Considere, leitor, as duas frases seguintes:
A – «O governo aprovou uma alteração ao código do IRS introduzindo uma descida das taxas até ao 8º escalão, que vai perfazer uma diminuição global de cerca de 1500M de euros nos impostos do trabalho dos portugueses [face ao ano passado].»
B – «O governo aprovou uma alteração ao código do IRS que alarga até ao 8º escalão a redução das taxas já prevista no OE2024, propiciando um alívio adicional que estimamos em cerca de 200M de euros nos impostos do trabalho dos portugueses.»
A frase A, excetuando o italicizado, foi proferida pelo primeiro-ministro (PM) no dia 11 na Assembleia da República (AR). O parêntesis é o acrescento constante na nota da Presidência do Conselho de Ministros (PCM) do dia 13. A frase B é da minha autoria. A frase B é, indiscutivelmente, mais clara. Contudo, com o acrescento da PCM, as duas frases têm essencialmente o mesmo espírito e informação.

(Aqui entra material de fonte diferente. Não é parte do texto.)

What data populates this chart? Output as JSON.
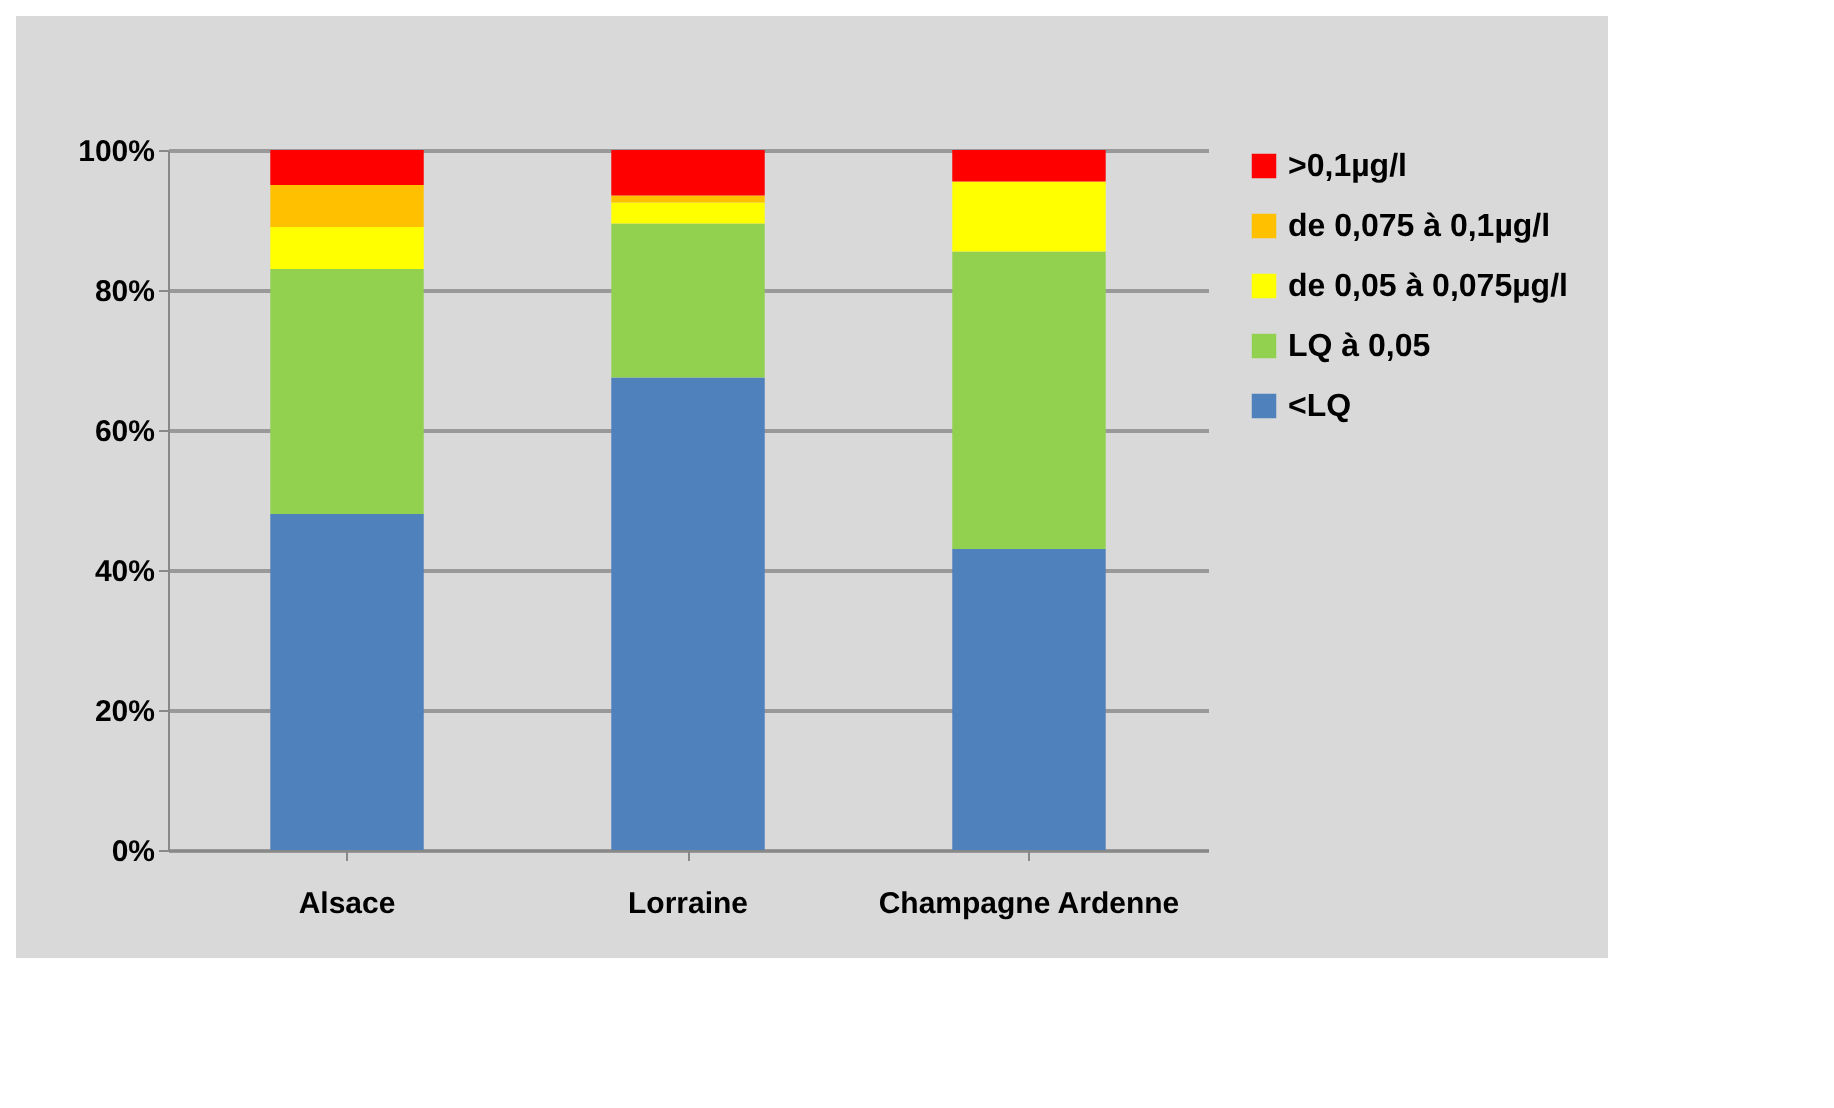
{
  "chart_data": {
    "type": "bar",
    "stacked": true,
    "categories": [
      "Alsace",
      "Lorraine",
      "Champagne Ardenne"
    ],
    "series": [
      {
        "name": "<LQ",
        "color": "#4f81bd",
        "values": [
          48,
          67.5,
          43
        ]
      },
      {
        "name": "LQ à 0,05",
        "color": "#92d050",
        "values": [
          35,
          22,
          42.5
        ]
      },
      {
        "name": "de 0,05 à 0,075µg/l",
        "color": "#ffff00",
        "values": [
          6,
          3,
          10
        ]
      },
      {
        "name": "de 0,075 à 0,1µg/l",
        "color": "#ffc000",
        "values": [
          6,
          1,
          0
        ]
      },
      {
        "name": ">0,1µg/l",
        "color": "#ff0000",
        "values": [
          5,
          6.5,
          4.5
        ]
      }
    ],
    "ylim": [
      0,
      100
    ],
    "yticks": [
      {
        "value": 0,
        "label": "0%"
      },
      {
        "value": 20,
        "label": "20%"
      },
      {
        "value": 40,
        "label": "40%"
      },
      {
        "value": 60,
        "label": "60%"
      },
      {
        "value": 80,
        "label": "80%"
      },
      {
        "value": 100,
        "label": "100%"
      }
    ],
    "grid": "y",
    "legend": "right"
  }
}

A omissão de ‘face ao ano passado’ por Luís Montenegro constitui um embuste? Existem duas dimensões a considerar: a da campanha eleitoral e a da discussão do programa de governo. Será que Luís Montenegro mentiu ardilosamente aos eleitores durante a campanha e que estes agora se poderão sentir defraudados? A resposta a esta questão é negativa. Os ‘1500 M euros’ não foram um argumento eleitoral nem, salvo erro, foram alguma vez mencionados. Na campanha e no programa eleitoral da AD as propostas de alteração de taxas do IRS têm sempre como referência as taxas de 2023 e diferenciam-se das do OE aprovado sobretudo na abrangência até ao 8.º escalão. Não penso, pois, que os resultados eleitorais tenham sido influenciados por qualquer promessa de uma duplicação dos cortes de impostos face à fatura do ano passado. Também não acho que o PM tenha tentado deliberadamente enganar a AR. Qual seria o objetivo dessa eventual mentira? Dias depois, quando a proposta de alteração do código de IRS fosse apresentada formalmente o pretenso ardil ruiria.

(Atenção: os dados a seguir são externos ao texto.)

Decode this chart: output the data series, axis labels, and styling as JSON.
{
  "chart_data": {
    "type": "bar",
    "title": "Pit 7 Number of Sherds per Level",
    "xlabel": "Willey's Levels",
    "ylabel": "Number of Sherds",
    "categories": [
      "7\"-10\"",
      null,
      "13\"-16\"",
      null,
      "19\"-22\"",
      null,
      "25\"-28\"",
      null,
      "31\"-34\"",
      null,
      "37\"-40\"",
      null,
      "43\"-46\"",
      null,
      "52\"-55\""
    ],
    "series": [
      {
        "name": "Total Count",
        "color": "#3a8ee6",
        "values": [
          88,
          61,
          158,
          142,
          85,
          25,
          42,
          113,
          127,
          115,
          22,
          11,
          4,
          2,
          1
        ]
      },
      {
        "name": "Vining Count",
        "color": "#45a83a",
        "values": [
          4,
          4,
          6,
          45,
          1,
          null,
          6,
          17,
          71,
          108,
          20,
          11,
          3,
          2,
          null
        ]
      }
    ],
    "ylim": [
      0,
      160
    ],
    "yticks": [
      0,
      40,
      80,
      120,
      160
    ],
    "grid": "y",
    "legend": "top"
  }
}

Não, não se tratou de um embuste. Foi, antes, ligeireza e falta de rigor. Mas no que toca à ligeireza e falta de rigor na comunicação o governo não está sozinho, estando, antes, bem acompanhado pela comunicação social e por todos os outros partidos. (O meu artigo da semana passada sobre as ‘contas certas’ ilustra como sound bites sem suporte lógico e interesse prático acabam infetando todo o debate público.)
Neste incidente não foi só primeiro-ministro que esteve mal. Estiveram também mal o maior partido da oposição e a comunicação social, especialmente aquela que fez manchetes com uma pretensa duplicação da redução do IRS (e que, depois, se justificou com a uma crença ingénua nos maiores da nação). O facto da IL o ter feito, demonstra que a imprecisão de Luís Montenegro era detetável por quem soubesse do que fala. Um trabalho sério de escrutínio teria revelado que algo não batia certo na interpretação precipitada em que os cortes de 1500M somavam aos 1300M do orçamento de Fernando Medina, quanto mais não fosse pela magnitude top total dessa redução (equivalente ao excedente orçamental de 2023).
O país precisa de um governo competente, de uma oposição competente e de uma comunicação social competente. Ninguém o foi. Contudo, o empolamento contínuo deste episódio lamentável, mas, no fundo, inconsequente, a ninguém aproveita, exceto àqueles que lucram com o desprestígio das instituições. Melhor seria se, ao invés, se discutisse com rigor qual a política fiscal mais adequada para promover o trabalho, a poupança e o investimento.